Page:Hugo - Œuvres complètes, Impr. nat., Correspondance, tome II.djvu/44

La bibliothèque libre.
Sauter à la navigation Sauter à la recherche
Le texte de cette page a été corrigé et est conforme au fac-similé.


Dis à mon Adèle chérie de m’écrire une bonne petite lettre comme l’autre jour. Dumas me presse de fermer ma lettre. Je vous embrasse tous et j’aspire au jour où je ne vous embrasserai plus sur le papier[1].


À Madame Victor Hugo.


Bruxelles, mardi 30 décembre [1851].

Avant tout, chère amie, rassure-toi. Mme Taillet m’a apporté ta lettre ce matin à mon auberge, mais Dumas avait déjà dû hier te remettre la mienne, et au moment où je t’écris, tu dois savoir ce qui s’est passé. Petite tracasserie, rien de plus, et à l’heure qu’il est je la crois complètement terminée. Du reste, tout le monde ici me témoigne les plus ardentes sympathies, et de tous les côtés et de tous les partis à la fois. Ce matin j’avais près de moi, en déjeunant à la table que tu sais, M. de Perseval, l’orateur de l’opposition démocratique à la Chambre belge, et M, Deschamps, l’orateur de l’opposition catholique. Tous deux me faisaient offre cordiale de services. M. Deschamps, qui a été deux fois ministre, m’a parlé de cette petite affaire de passeport, et m’a dit qu’il s’entremettrait au besoin, mais que je pouvais me considérer comme défendu ici par tout le monde. Il m’a dit : Bien des gens vous haïssent, mais tout le monde vous honore.

Je crois en effet que pour l’instant je puis rester ici en parfaite sécurité. Mais dans tous les cas, sois tranquille, l’Angleterre n’est qu’à une enjambée.

Quant à l’autre question dont tu me parles, j’ai vu le notaire, M. Vanderlinden. Il ne croit pas beaucoup à l’efficacité du moyen proposé. Cependant il m’a dit qu’il chercherait pour l’acte une rédaction inattaquable. En attendant, abritons toujours ce qui est là.
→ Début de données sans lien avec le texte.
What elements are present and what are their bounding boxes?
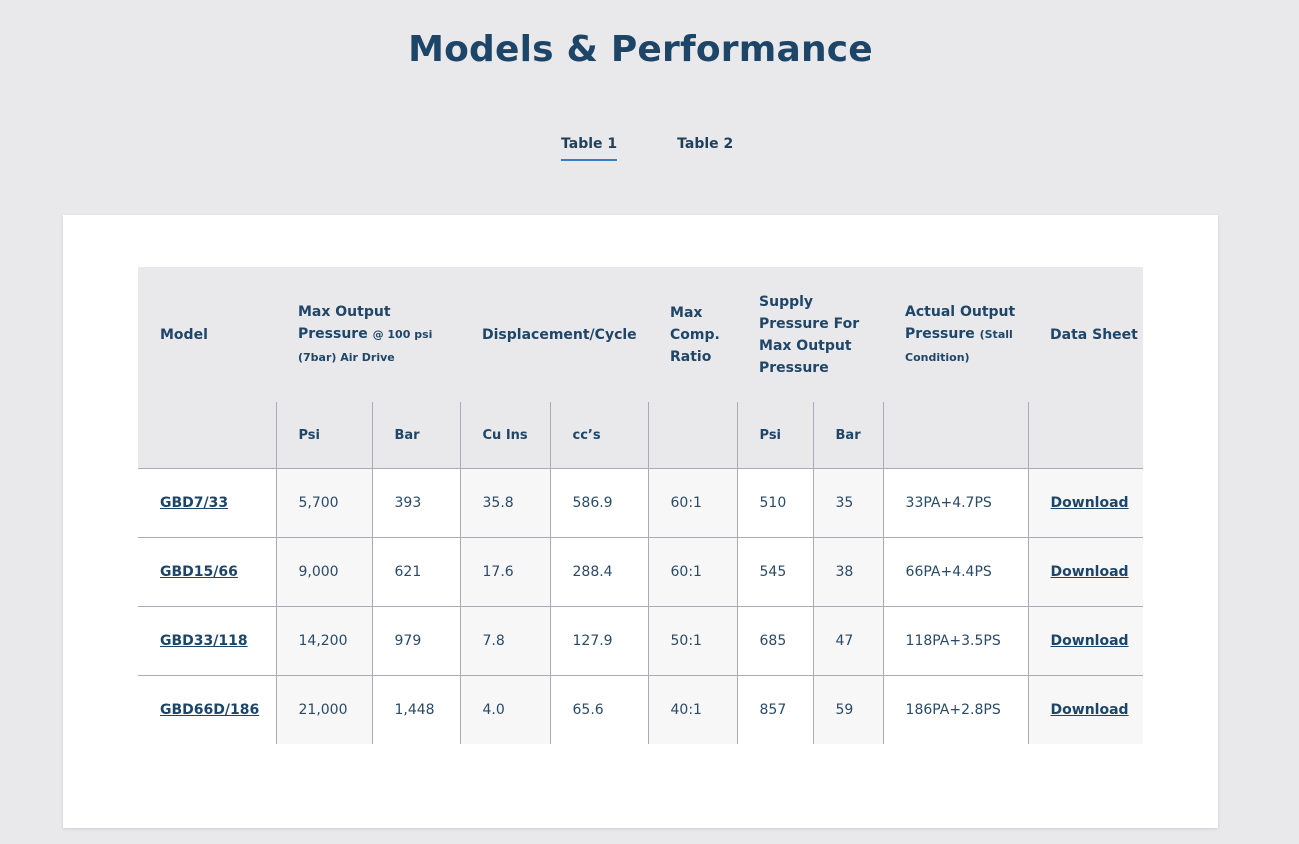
subheader-empty	[1027, 402, 1144, 469]
model-link[interactable]: GBD7/33	[160, 495, 229, 511]
cell-ccs: 586.9	[549, 468, 649, 538]
table-row: GBD66D/186 21,000 1,448 4.0 65.6 40:1 85…	[138, 675, 1144, 744]
cell-psi: 5,700	[275, 468, 372, 538]
cell-supply-bar: 59	[812, 675, 884, 744]
header-model: Model	[138, 267, 276, 402]
header-actual-output-main: Actual Output Pressure	[905, 303, 1016, 342]
cell-psi: 9,000	[275, 537, 372, 607]
subheader-bar: Bar	[371, 402, 460, 469]
subheader-empty	[138, 402, 276, 469]
cell-supply-psi: 857	[736, 675, 814, 744]
table-card: Model Max Output Pressure @ 100 psi (7ba…	[63, 215, 1218, 828]
cell-cu-ins: 17.6	[459, 537, 550, 607]
cell-supply-psi: 510	[736, 468, 814, 538]
cell-cu-ins: 4.0	[459, 675, 550, 744]
header-actual-output: Actual Output Pressure (Stall Condition)	[883, 267, 1029, 402]
table-row: GBD7/33 5,700 393 35.8 586.9 60:1 510 35…	[138, 468, 1144, 538]
cell-actual-output: 33PA+4.7PS	[882, 468, 1029, 538]
cell-supply-bar: 47	[812, 606, 884, 676]
model-link[interactable]: GBD15/66	[160, 564, 238, 580]
model-link[interactable]: GBD33/118	[160, 633, 248, 649]
subheader-empty	[647, 402, 738, 469]
cell-bar: 979	[371, 606, 460, 676]
table-row: GBD15/66 9,000 621 17.6 288.4 60:1 545 3…	[138, 537, 1144, 607]
cell-supply-psi: 685	[736, 606, 814, 676]
cell-ratio: 60:1	[647, 537, 738, 607]
header-max-comp-ratio: Max Comp. Ratio	[648, 267, 738, 402]
header-supply-pressure: Supply Pressure For Max Output Pressure	[737, 267, 884, 402]
cell-ccs: 127.9	[549, 606, 649, 676]
cell-ccs: 288.4	[549, 537, 649, 607]
cell-supply-bar: 38	[812, 537, 884, 607]
header-max-output: Max Output Pressure @ 100 psi (7bar) Air…	[276, 267, 460, 402]
cell-cu-ins: 7.8	[459, 606, 550, 676]
subheader-supply-psi: Psi	[736, 402, 814, 469]
cell-actual-output: 66PA+4.4PS	[882, 537, 1029, 607]
cell-supply-psi: 545	[736, 537, 814, 607]
cell-bar: 621	[371, 537, 460, 607]
download-link[interactable]: Download	[1050, 633, 1129, 649]
tab-table-1[interactable]: Table 1	[561, 136, 618, 161]
cell-bar: 1,448	[371, 675, 460, 744]
table-tabs: Table 1 Table 2	[561, 136, 733, 161]
download-link[interactable]: Download	[1050, 495, 1129, 511]
table-row: GBD33/118 14,200 979 7.8 127.9 50:1 685 …	[138, 606, 1144, 676]
cell-supply-bar: 35	[812, 468, 884, 538]
page-title: Models & Performance	[408, 29, 873, 70]
download-link[interactable]: Download	[1050, 564, 1129, 580]
cell-ratio: 50:1	[647, 606, 738, 676]
cell-psi: 14,200	[275, 606, 372, 676]
model-link[interactable]: GBD66D/186	[160, 702, 260, 718]
subheader-psi: Psi	[275, 402, 372, 469]
header-displacement: Displacement/Cycle	[460, 267, 649, 402]
cell-actual-output: 118PA+3.5PS	[882, 606, 1029, 676]
header-max-output-note: @ 100 psi (7bar) Air Drive	[298, 327, 433, 364]
header-actual-output-note: (Stall Condition)	[905, 327, 1013, 364]
tab-table-2[interactable]: Table 2	[677, 136, 734, 152]
subheader-cu-ins: Cu Ins	[459, 402, 550, 469]
cell-ratio: 40:1	[647, 675, 738, 744]
cell-bar: 393	[371, 468, 460, 538]
cell-cu-ins: 35.8	[459, 468, 550, 538]
cell-actual-output: 186PA+2.8PS	[882, 675, 1029, 744]
cell-psi: 21,000	[275, 675, 372, 744]
header-data-sheet: Data Sheet	[1028, 267, 1144, 402]
subheader-ccs: cc’s	[549, 402, 649, 469]
cell-ccs: 65.6	[549, 675, 649, 744]
subheader-supply-bar: Bar	[812, 402, 884, 469]
subheader-empty	[882, 402, 1029, 469]
download-link[interactable]: Download	[1050, 702, 1129, 718]
header-max-output-main: Max Output Pressure	[298, 303, 391, 342]
performance-table: Model Max Output Pressure @ 100 psi (7ba…	[138, 267, 1144, 744]
cell-ratio: 60:1	[647, 468, 738, 538]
Je dois à M. Wisch les 1 000 francs que tu as emportés. Je viens de lui remettre un bon de 1 000 francs sur Guyot[2] qu’il fera toucher à Paris par son correspondant. De plus, je t’envoie un bon de 2 000 francs que tu feras prendre immédiatement en signant le reçu au bas du billet. Voici comment tu emploieras ces 2 000 francs. D’abord deux mois de ta dépense, ce qui, ajoutés aux trois mois que tu as emportés (savoir jusqu’au 15 mars) fera ta

  1. Bibliothèque Nationale.
  2. Agent de la Société des auteurs et compositeurs dramatiques.